The jab is key. Similar to the Lemieux fight, I can see GGG using this as the focal point of his output; he’ll box sensibly and only use the left hook or right hand when he has Canelo on the back foot.
If GGG can control the distance and regularly find a home for his jab then he can win via late stoppage.
CM
See, now we’re on to something.
I figure Golovkin’s a little pissy these days with all the whining over a very quality win and the lofty status afforded Canelo. That the vengeful God in him, G to the 3rd degree, will present Canelo with a Lucifer of sorts and pitch fork him. To the detractors of Alvarez, all he’s done is beat an over-baked fighter who was “a mere con” at super welter, left a pedestrian Liam Smith undone and lassoed in Dallas, and spanked a spoiled brat in the Son of Chavez.

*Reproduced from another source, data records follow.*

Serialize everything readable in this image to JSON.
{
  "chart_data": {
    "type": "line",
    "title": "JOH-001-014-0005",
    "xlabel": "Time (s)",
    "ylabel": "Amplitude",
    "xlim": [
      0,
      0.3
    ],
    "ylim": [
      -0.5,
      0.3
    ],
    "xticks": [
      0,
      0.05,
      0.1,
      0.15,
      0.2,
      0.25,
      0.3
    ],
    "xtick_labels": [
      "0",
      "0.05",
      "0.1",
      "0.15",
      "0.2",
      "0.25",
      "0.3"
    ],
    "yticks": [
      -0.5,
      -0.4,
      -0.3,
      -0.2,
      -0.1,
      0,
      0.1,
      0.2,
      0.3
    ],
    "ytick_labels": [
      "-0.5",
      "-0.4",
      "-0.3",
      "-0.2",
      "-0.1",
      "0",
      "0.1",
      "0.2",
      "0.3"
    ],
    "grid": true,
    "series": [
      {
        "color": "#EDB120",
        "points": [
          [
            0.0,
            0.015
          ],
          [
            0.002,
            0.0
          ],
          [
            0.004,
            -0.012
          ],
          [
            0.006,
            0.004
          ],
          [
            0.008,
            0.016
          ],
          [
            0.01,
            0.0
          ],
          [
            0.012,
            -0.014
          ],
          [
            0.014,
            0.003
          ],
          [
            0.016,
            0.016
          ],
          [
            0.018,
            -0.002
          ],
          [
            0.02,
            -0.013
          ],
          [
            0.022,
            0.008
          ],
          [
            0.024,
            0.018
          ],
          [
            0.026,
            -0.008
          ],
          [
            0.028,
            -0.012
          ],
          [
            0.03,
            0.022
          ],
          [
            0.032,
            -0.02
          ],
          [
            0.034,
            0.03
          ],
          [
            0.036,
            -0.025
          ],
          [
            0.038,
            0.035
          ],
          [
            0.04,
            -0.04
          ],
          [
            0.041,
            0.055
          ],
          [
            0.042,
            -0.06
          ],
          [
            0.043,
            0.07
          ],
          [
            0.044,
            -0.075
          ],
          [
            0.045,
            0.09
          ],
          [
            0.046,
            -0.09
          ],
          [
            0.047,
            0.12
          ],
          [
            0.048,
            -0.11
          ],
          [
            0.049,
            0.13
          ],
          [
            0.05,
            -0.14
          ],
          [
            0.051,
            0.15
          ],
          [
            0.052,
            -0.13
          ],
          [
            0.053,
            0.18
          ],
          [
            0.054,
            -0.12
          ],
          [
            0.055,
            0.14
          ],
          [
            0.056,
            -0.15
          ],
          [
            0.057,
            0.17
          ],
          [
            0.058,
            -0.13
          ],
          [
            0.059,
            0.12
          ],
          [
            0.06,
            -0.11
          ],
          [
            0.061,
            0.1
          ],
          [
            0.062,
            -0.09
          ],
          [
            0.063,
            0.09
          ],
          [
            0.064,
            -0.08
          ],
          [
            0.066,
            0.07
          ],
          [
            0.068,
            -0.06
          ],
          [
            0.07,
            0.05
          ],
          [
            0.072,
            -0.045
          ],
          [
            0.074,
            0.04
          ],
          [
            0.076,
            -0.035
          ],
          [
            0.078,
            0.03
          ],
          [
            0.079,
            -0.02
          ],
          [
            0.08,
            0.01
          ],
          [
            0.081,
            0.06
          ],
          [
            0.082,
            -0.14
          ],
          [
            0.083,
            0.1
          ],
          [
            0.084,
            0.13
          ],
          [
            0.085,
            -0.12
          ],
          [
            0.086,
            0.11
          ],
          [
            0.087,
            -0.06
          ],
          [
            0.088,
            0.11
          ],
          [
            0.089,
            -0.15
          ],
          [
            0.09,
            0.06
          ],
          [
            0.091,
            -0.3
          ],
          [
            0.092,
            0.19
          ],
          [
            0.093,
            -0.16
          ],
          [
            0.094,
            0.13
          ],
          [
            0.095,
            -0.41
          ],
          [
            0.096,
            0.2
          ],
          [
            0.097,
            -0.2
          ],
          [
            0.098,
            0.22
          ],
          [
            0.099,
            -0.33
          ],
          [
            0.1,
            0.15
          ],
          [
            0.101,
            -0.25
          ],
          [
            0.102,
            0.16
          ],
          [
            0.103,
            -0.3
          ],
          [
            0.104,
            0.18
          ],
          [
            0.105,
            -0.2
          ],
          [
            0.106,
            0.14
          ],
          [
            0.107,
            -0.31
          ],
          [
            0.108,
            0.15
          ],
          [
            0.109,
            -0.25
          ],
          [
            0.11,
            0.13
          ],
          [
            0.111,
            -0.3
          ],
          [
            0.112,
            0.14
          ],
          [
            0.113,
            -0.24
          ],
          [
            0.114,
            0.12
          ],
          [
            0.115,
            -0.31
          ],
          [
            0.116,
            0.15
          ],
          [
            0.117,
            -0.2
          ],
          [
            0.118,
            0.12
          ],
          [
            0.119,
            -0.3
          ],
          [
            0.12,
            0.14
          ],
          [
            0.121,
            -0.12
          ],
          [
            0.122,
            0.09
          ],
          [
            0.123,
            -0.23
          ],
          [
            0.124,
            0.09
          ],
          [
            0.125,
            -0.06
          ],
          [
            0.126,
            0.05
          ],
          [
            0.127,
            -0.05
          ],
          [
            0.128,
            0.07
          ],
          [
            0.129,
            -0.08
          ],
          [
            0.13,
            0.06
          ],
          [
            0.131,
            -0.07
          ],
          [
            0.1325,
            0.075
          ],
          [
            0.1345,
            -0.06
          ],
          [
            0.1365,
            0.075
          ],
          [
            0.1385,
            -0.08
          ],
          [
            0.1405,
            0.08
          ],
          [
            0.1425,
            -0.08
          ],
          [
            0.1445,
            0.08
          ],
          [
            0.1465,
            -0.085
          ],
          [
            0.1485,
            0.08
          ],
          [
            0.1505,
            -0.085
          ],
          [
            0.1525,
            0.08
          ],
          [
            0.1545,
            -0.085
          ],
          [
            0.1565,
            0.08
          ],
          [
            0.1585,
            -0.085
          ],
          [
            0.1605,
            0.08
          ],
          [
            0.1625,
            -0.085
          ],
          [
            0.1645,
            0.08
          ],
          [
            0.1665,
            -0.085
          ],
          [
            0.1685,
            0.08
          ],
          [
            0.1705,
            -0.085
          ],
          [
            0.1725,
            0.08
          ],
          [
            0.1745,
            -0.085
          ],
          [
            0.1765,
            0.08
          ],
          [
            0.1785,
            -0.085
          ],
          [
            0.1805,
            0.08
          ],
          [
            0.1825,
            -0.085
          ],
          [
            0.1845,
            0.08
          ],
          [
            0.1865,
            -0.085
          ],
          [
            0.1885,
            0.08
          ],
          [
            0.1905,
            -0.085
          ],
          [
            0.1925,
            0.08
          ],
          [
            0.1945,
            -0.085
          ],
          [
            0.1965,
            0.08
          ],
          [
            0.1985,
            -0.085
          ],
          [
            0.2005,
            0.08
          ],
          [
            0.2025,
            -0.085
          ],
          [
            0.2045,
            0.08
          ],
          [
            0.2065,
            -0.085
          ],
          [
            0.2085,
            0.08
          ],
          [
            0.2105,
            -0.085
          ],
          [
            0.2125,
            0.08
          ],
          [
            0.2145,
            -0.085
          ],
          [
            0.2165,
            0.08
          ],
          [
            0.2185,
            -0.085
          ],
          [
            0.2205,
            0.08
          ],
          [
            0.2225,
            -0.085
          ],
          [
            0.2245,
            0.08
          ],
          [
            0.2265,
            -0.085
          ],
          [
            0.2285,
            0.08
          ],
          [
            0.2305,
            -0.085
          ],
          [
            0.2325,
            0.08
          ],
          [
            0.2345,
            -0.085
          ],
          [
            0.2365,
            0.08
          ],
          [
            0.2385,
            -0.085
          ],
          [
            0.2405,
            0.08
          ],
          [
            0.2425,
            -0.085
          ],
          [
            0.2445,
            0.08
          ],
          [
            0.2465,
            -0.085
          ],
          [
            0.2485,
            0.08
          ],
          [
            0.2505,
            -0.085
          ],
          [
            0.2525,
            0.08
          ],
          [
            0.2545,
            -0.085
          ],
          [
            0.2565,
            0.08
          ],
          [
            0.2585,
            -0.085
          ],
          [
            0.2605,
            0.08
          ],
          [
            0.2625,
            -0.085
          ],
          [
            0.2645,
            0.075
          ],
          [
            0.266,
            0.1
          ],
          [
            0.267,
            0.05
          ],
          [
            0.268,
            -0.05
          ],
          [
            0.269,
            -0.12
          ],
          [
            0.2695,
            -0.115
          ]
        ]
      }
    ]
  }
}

I personally think Canelo is much more than this, but not more than a year ago the cognoscenti at Golden Boy didn’t think he was ready for Golovkin. Now, they believe a subpar showing with Kell Brook and total mortality against Daniel Jacobs has Canelo more than ready for all of Gennady Gennadyvich Golovkin. I’m not buying it– or anything Abel Sanchez was saying on the call (he wasn’t either).
Back when there were only eight divisions, a welterweight champion challenging a middleweight champion was no big deal. Golovkin is not a big middleweight and Kell Brook was a huge welterweight. GGG ruined what was a great fighter. Who gives a shit if Kell gave him a run? Wasn’t he supposed to?
As for Jacobs, he was pegged for greatness long ago and is a great fighter in his own regard. Never was he in better condition or part of a better camp, as his team journeyed to the land of Andre Ward and Virgil Hunter near Oakland to take down Goliath. Jacobs was roughly 180lbs on fight night. GGG dropped a very strong Jacobs early and had him running late. It remains to be seen what remains of him.
All of this to say, that it is unwise to lower your expectations of Golovkin against an opponent who has never beaten a credible middleweight or faced Golovkin’s numbing power. Don’t be surprised if we see a different version of Bernard Hopkins V Felix Trinidad, a fight where Tito’s limitations were exposed and he was never the same again.